About working with editors who change your words

A beginning writer asks:

My editors keep messing up my stories. How can I keep that from happening?

My advice: If your skin is the least bit sensitive DON’T READ YOUR CLIPS AFTER THEY COME OUT.

Don’t. Really.

All sorts of awful things are in there, and if you don’t know about them, you won’t get upset.

If a source calls you up about a factual mistake, just apologize to the source, take the blame, promise to try to get it fixed, and pass the request for a correction up to the editor.

If a reader calls you up and says that the article doesn’t have any factual mistakes, but misses an important part of the story, tell the reader she’s absolutely right –then pitch it as a follow-up article to the editor.

But, you might say: “I know that there are mistakes in there, even if no else is bothered by it. I can’t just let it go! What if another editor sees the article? I’ll never work anywhere again.”

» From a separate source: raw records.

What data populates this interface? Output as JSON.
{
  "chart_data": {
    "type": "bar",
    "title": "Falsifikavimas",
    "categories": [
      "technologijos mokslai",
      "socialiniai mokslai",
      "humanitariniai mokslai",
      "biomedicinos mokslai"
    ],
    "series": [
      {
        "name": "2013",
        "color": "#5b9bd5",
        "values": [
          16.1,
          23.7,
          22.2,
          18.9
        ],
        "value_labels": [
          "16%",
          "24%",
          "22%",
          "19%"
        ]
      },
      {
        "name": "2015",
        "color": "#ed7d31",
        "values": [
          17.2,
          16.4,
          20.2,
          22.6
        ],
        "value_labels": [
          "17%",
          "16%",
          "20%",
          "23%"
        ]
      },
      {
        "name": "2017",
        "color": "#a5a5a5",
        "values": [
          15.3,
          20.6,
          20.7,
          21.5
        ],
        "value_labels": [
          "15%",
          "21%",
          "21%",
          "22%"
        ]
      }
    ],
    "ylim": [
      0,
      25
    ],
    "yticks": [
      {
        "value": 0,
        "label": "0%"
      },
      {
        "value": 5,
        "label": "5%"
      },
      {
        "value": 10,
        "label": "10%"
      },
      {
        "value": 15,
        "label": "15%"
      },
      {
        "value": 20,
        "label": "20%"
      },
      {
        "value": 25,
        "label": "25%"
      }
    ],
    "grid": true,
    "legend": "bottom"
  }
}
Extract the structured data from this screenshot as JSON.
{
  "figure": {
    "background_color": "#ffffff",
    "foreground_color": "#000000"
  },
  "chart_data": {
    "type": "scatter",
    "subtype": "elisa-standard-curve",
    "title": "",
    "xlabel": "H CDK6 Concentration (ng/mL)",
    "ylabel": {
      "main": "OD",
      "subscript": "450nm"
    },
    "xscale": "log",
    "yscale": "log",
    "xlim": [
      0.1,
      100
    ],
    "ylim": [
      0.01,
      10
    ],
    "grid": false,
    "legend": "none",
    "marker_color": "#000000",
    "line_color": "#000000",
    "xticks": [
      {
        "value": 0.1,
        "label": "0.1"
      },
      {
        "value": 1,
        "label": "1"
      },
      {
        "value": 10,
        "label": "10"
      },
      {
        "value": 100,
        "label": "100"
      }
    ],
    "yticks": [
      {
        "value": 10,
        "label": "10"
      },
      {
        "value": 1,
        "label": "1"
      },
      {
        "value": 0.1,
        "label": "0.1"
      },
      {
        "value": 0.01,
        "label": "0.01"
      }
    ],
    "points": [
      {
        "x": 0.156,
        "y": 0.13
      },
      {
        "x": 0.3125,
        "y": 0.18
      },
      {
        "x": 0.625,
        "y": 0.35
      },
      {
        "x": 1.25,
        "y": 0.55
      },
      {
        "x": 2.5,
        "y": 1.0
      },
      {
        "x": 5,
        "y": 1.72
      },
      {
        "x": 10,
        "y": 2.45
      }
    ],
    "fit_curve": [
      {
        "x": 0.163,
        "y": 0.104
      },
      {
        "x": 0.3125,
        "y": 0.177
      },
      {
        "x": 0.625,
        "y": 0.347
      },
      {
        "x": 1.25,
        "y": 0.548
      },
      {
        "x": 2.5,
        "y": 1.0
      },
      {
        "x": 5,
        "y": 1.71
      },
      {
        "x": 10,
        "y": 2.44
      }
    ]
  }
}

Now, if you’re writing about a topic that requires specialized knowledge, you can ask your editor to let you see the final proofs before they go to print, just to double-check that everything is accurate. And you can also train copy editors to not retype certain things, like numbers or names, because typos can creep in.

But, admit it — you’re probably less concerned about factual mistakes than about stylistic changes. Factual mistakes you just fix. Style, you can argue about for days with no results.

So don’t do it. Really. Just don’t do it.

But what if you can’t help it? What if the editor is one of those sadists who makes you look over the final proofs for mistakes before publication, and you can’t help noticing that all your best metaphors are gone and the structure is rearranged to the point of silliness

Here’s what you do: first, glance over the words in quotation marks and make sure that they are true to the original (some cleaning-up permitted, but nothing that makes the source look as if he said the opposite from what he really intended). Then scan over the statistics, and the spelling of names and places.

Finally, check the chronologies — mistakes sometimes creep in here during editing.

If you happen to come across a grammar mistake or typo, that’s fine too — but it’s not really part of your job at this point. The copy editor should have caught that, you’re just doing him a favor.

Your *only* job is to make sure the facts are still correct.

Do NOT read over for style. It’s the newspaper’s or magazine’s style now. Don’t read for structure.

And don’t ask them to put back your original words — if they liked them in the first place, they would have left them in. Remember that the customer is always right, and the customer is the editor.

Eventually, if it’s important to you, you’ll get good enough and famous enough to be able to dictate style terms. By then, though, you’ll probably also be wise enough to know that an editor is the writer’s best friend. As a general rule, it’s the stuff that you like the most in an article, those fancy turns of phrase and lofty comparisons, that are really the worst and distract the reader from the content. Just let it go.

And when you cut out your clip, don’t read it over for a few years. When you finally do, after getting a bit of distance, you might be amazed at how good you sound.